PacBio recently introduced a new long-read system called Revio. It is designed to dramatically increase throughput and lower costs while leveraging PacBio’s HiFi sequencing technology, which offers greater accuracy than short-read technology. It is easy to recognize why accuracy is important for RNA analysis given a mature mRNA’s next destination, the ribosome. Indeed, several studies have shown that Iso-Seq reads help to generate sample-specific protein predictions, improving the utility of mass spectrometry proteomics.
A single-cell Iso-Seq method is poised to combine the single-cell revolution with the superior resolution of long-read transcriptomics. The recently released MAS-Seq method will usher in a dramatic change in what is possible. Most single-cell methods capture only a tiny portion of each transcript by short-read sequencing, enabling gene-level counting. Isoform analysis is more comprehensive.
Prior studies already found that isoform-level information unlocks new differences between neighboring cells. And now, with the MAS-Seq method, which concatenates cDNAs for even higher throughput, every single-cell biologist is granted the wish of more reads and lower costs. New discoveries in single-cell biology will be unlocked from this isoform-level resolution, and spatial transcriptomics approaches will surely benefit as well.

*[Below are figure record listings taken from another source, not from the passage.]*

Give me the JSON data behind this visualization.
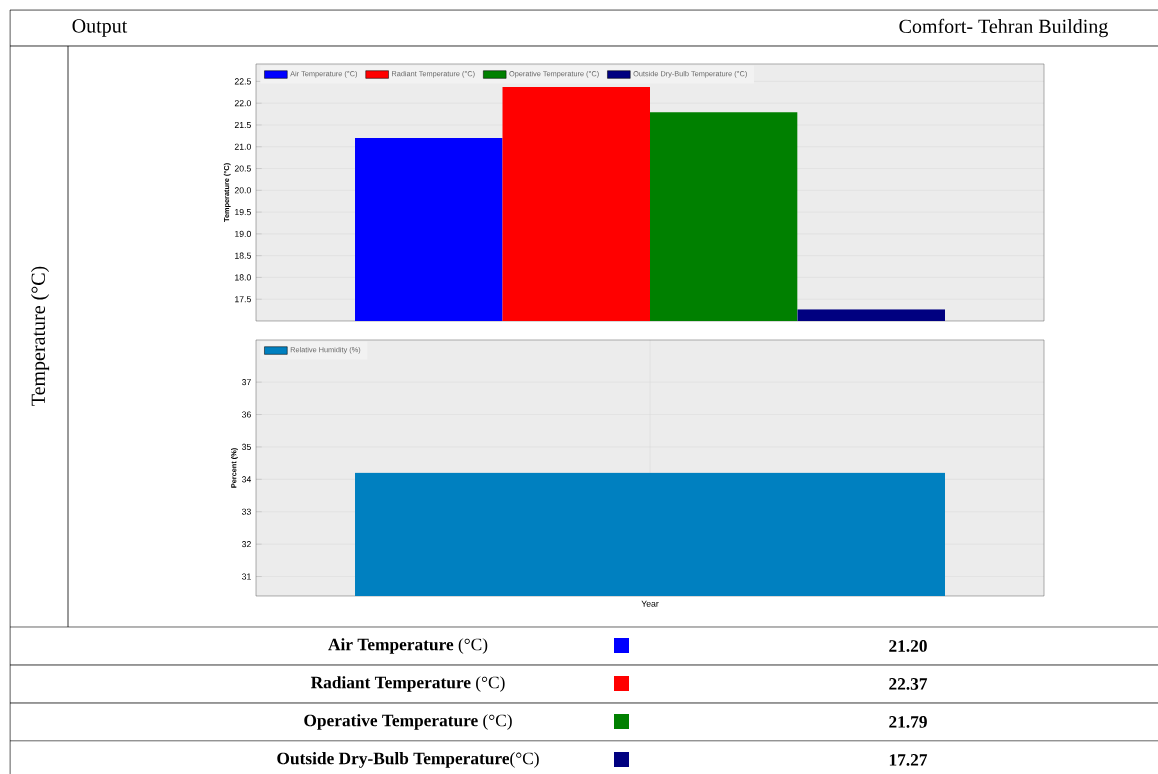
{
  "chart_data": [
    {
      "type": "bar",
      "title": "Output",
      "subtitle": "Comfort- Tehran Building",
      "ylabel": "Temperature (°C)",
      "categories": [
        null
      ],
      "tick_labels": "y",
      "grid": "y",
      "legend": "top left",
      "ylim": [
        17.0,
        22.9
      ],
      "yticks": [
        {
          "value": 17.5,
          "label": "17.5"
        },
        {
          "value": 18.0,
          "label": "18.0"
        },
        {
          "value": 18.5,
          "label": "18.5"
        },
        {
          "value": 19.0,
          "label": "19.0"
        },
        {
          "value": 19.5,
          "label": "19.5"
        },
        {
          "value": 20.0,
          "label": "20.0"
        },
        {
          "value": 20.5,
          "label": "20.5"
        },
        {
          "value": 21.0,
          "label": "21.0"
        },
        {
          "value": 21.5,
          "label": "21.5"
        },
        {
          "value": 22.0,
          "label": "22.0"
        },
        {
          "value": 22.5,
          "label": "22.5"
        }
      ],
      "series": [
        {
          "name": "Air Temperature (°C)",
          "color": "#0000ff",
          "values": [
            21.2
          ]
        },
        {
          "name": "Radiant Temperature (°C)",
          "color": "#ff0000",
          "values": [
            22.37
          ]
        },
        {
          "name": "Operative Temperature (°C)",
          "color": "#008000",
          "values": [
            21.79
          ]
        },
        {
          "name": "Outside Dry-Bulb Temperature (°C)",
          "color": "#000080",
          "values": [
            17.27
          ]
        }
      ],
      "annotations": [
        "Temperature (°C)",
        "**Air Temperature** (°C)",
        "**Radiant Temperature** (°C)",
        "**Operative Temperature** (°C)",
        "**Outside Dry-Bulb Temperature**(°C)",
        "**21.20**",
        "**22.37**",
        "**21.79**",
        "**17.27**"
      ]
    },
    {
      "type": "bar",
      "ylabel": "Percent (%)",
      "categories": [
        "Year"
      ],
      "grid": true,
      "legend": "top left",
      "ylim": [
        30.4,
        38.3
      ],
      "yticks": [
        31,
        32,
        33,
        34,
        35,
        36,
        37
      ],
      "series": [
        {
          "name": "Relative Humidity (%)",
          "color": "#0080c0",
          "values": [
            34.2
          ]
        }
      ]
    }
  ]
}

Seeing a human genome from end-to-end was a milestone that in many ways is akin to that first Webb telescope image. Biology will have many more comparable moments. Today, the space telescope is aimed at a new spot in the universe, while back on Earth, work is underway to examine human genomes from diverse ancestries with the same level of clarity and completeness.
Will this work reveal differences that affect the genes and isoforms? There are already clues that the answer is yes. For example, recent analyses of data from the GTEx Consortium show that ancestry influences alternative splicing more than overall expression level. Beyond cancer, other diseases influence which possibilities are realized as well. Whether we are healthy or sick, the RNA universe within each of us is ready for a clearer look.
Jason Underwood, PhD, is a principal scientist at PacBio.